Bridge of Sighs Bridge of Sighs by Richard Russo. Russo won the Pulitzer Prize for his book, Empire Falls, in 2002 and Empire Falls is also a spectacular book, but I have a slight preference for this one. Russo is known for his small town settings and average-Joe characters who resonate with readers so deeply because they remind us that even the simplest and smallest lives are complex and rich with meaning. Bridge of Sighs tells the story of Louis Charles “Lucy” Lynch, a 60 year old man who has lived contentedly in Thomaston, New York his entire life building a successful chain of convenience stores, now writing his memoirs. Lucy, who has barely been outside of his hometown, is preparing to take a trip to Italy to see his childhood best friend, now a renowned painter. The juxtaposition of these two men – the one who never left and the one who couldn’t stay –and the story of their strange, undefinable friendship is mesmerizing.

Honorable Mentions go to: Life After Life by Kate Atkinson, The Tiger’s Wife by Tea Obreht, The Signature of All Things by Elizabeth Gilbert, Gilead by Marilynne Robinson, and Station Eleven by Emily St. John Mandel

What are your favorite contemporary literary fiction books?

Kindle Books On Sale

*As of February 27th. I use the US Amazon site. Prices may vary on other sites.

New on sale this week:

To Kill a Mockingbird, Harper Lee ($3.99)

Leaving Church, Barbara Brown Taylor ($3.99)

The Immortal Life of Henrietta Lacks, Rebecca Skloot ($1.99) I read this book a few years ago and found it very interesting – it’s the story of a poor black tobacco farmer whose cells were taken without her knowledge and became instrumental in hundreds of medical innovations from the polio vaccine to gene mapping.

 Mistborn– The Final Empire, Brandon Sanderson  ($4.99) This is the first book in Sanderson’s Mistborn fantasy trilogy.

Still on sale from last week:

Found: A Story of Questions, Grace, and Everyday Prayer, Micha Boyett ($3.03) One of my best books of 2014 and one of my favorite spiritual memoirs.

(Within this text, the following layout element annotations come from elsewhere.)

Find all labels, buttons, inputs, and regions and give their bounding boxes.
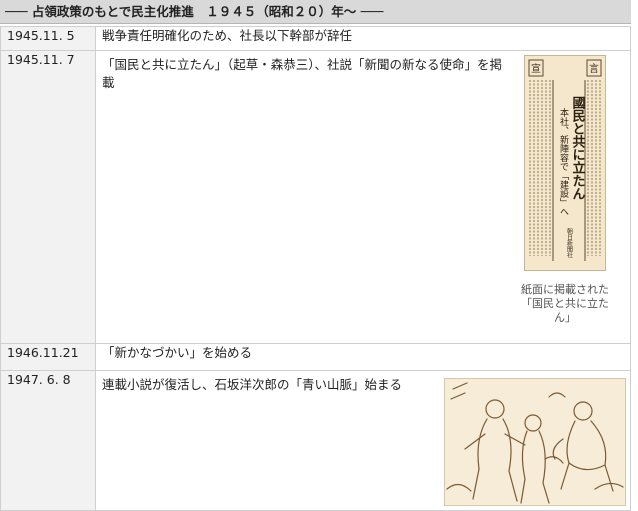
clip-subheadline: 本社、新陣容で「建設」へ: [558, 107, 569, 216]
section-header: ─── 占領政策のもとで民主化推進 １９４５（昭和２０）年～ ───: [0, 0, 631, 24]
row-text: 「新かなづかい」を始める: [102, 345, 253, 360]
clip-caption: 紙面に掲載された「国民と共に立たん」: [521, 283, 609, 324]
table-row: 1946.11.21 「新かなづかい」を始める: [0, 343, 631, 371]
row-date: 1946.11.21: [0, 343, 96, 371]
table-row: 1945.11. 5 戦争責任明確化のため、社長以下幹部が辞任: [0, 26, 631, 51]
row-text: 戦争責任明確化のため、社長以下幹部が辞任: [102, 28, 353, 43]
clip-corner-right: 言: [589, 62, 599, 75]
clip-footer: 朝日新聞社: [566, 227, 573, 259]
row-text: 「国民と共に立たん」（起草・森恭三）、社説「新聞の新なる使命」を掲載: [102, 57, 503, 90]
newspaper-clipping-image: 宣 言 國民と共に立たん 本社、新陣容で「建設」へ 朝日新聞社: [524, 55, 606, 271]
row-date: 1945.11. 7: [0, 50, 96, 344]
newspaper-clipping-svg: 宣 言 國民と共に立たん 本社、新陣容で「建設」へ 朝日新聞社: [525, 56, 605, 270]
newspaper-clipping-figure: 宣 言 國民と共に立たん 本社、新陣容で「建設」へ 朝日新聞社 紙面に掲載された…: [521, 55, 609, 325]
clip-corner-left: 宣: [531, 62, 541, 75]
page: ─── 占領政策のもとで民主化推進 １９４５（昭和２０）年～ ─── 1945.…: [0, 0, 638, 511]
novel-illustration: [444, 378, 626, 506]
row-date: 1947. 6. 8: [0, 370, 96, 511]
row-date: 1945.11. 5: [0, 26, 96, 51]
novel-illustration-svg: [445, 379, 625, 505]
clip-headline: 國民と共に立たん: [570, 96, 586, 200]
row-description: 「新かなづかい」を始める: [95, 343, 631, 371]
row-description: 戦争責任明確化のため、社長以下幹部が辞任: [95, 26, 631, 51]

Girl Meets GodLauren Winner ($1.99) I actually haven’t read this one yet, but I did buy it. I read Winner’s more recent book Still (see below) just this month and am now curious to read this book, her first, which tells the story of her conversion from Orthodox Judaism to Christianity.

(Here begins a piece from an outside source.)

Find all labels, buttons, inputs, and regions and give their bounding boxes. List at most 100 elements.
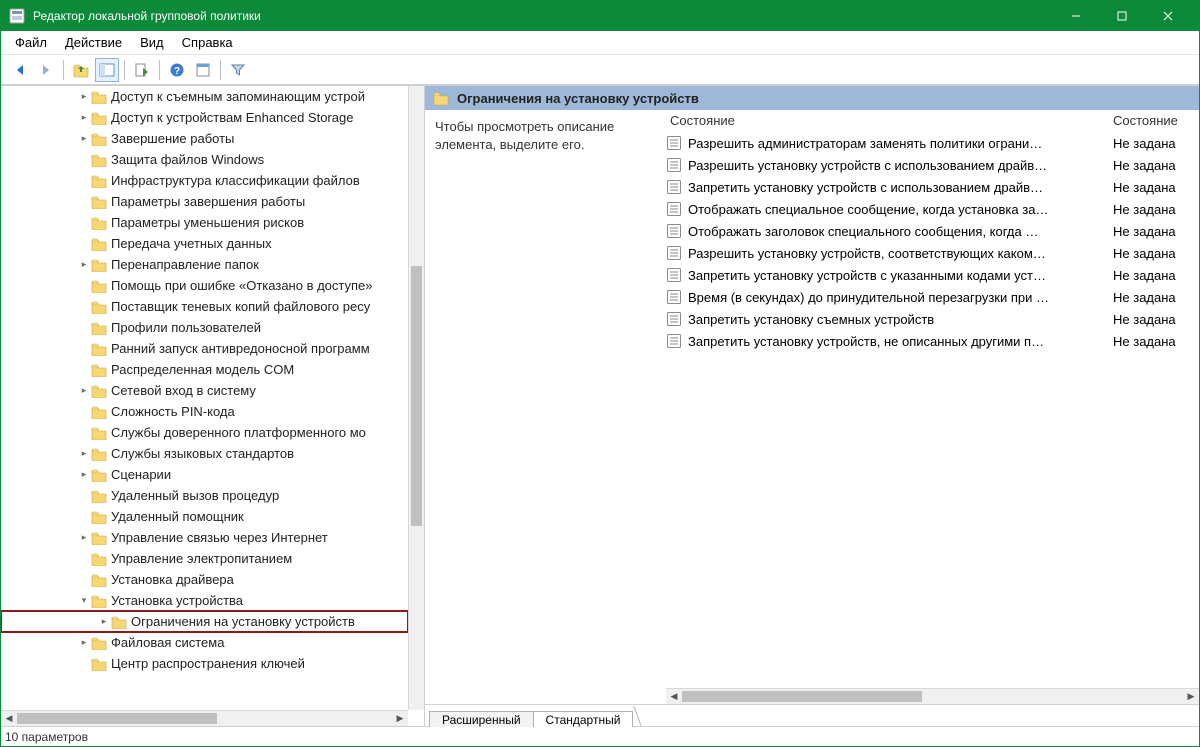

Looking for AlaskaJohn Green ($2.80) This is the author who wrote The Fault in Our Stars. I’m just finishing this book now and have enjoyed it. It’s a coming of age story that, like Green’s other books, deals with the usual sex, booze, and rebellion parts of adolescence, but also grief, loss and the greater meaning of life.

Paper TownsJohn Green ($3.99) I haven’t read this one, but wanted to include it for John Green fans who might like to pick it up.

Me Before YouJoJo Moyes ($2.99) Ambitionless twenty-six year old Louise loses her job and takes a temporary position as a caretaker for a 35 year old quadripalegic who challenges her to live life on a grander scale. This is a quick read, but not a particularly light one.  Be warned that you’ll need Kleenex.

The Secret Life of Bees, Sue Monk Kidd ($3.99). There’s a reason this book is so popular. It’s great.

The Fault in Our Stars, John Green ($2.99) So good, but read with tissues.

Eleanor and Park, Rainbow Rowell ($4.99) Just finished this a few days ago. One of my new favorite young adult novels. So sweet.

Big Little Lies, Liane Moriarty ($3.99) Wrote about this here. Really love all of her books.

Three Wishes, Liane Moriarty ($2.99)

Name of the Wind, Patrick Rothfuss ($4.99) I’ve already talked about this like 7 times, but if you need a refresher, read the blurb on this post.

The Wise Man’s Fear, Patrick Rothfuss ($5.99) See above.

The Night Circus, Erin Morgenstern ($4.99) I adore this book.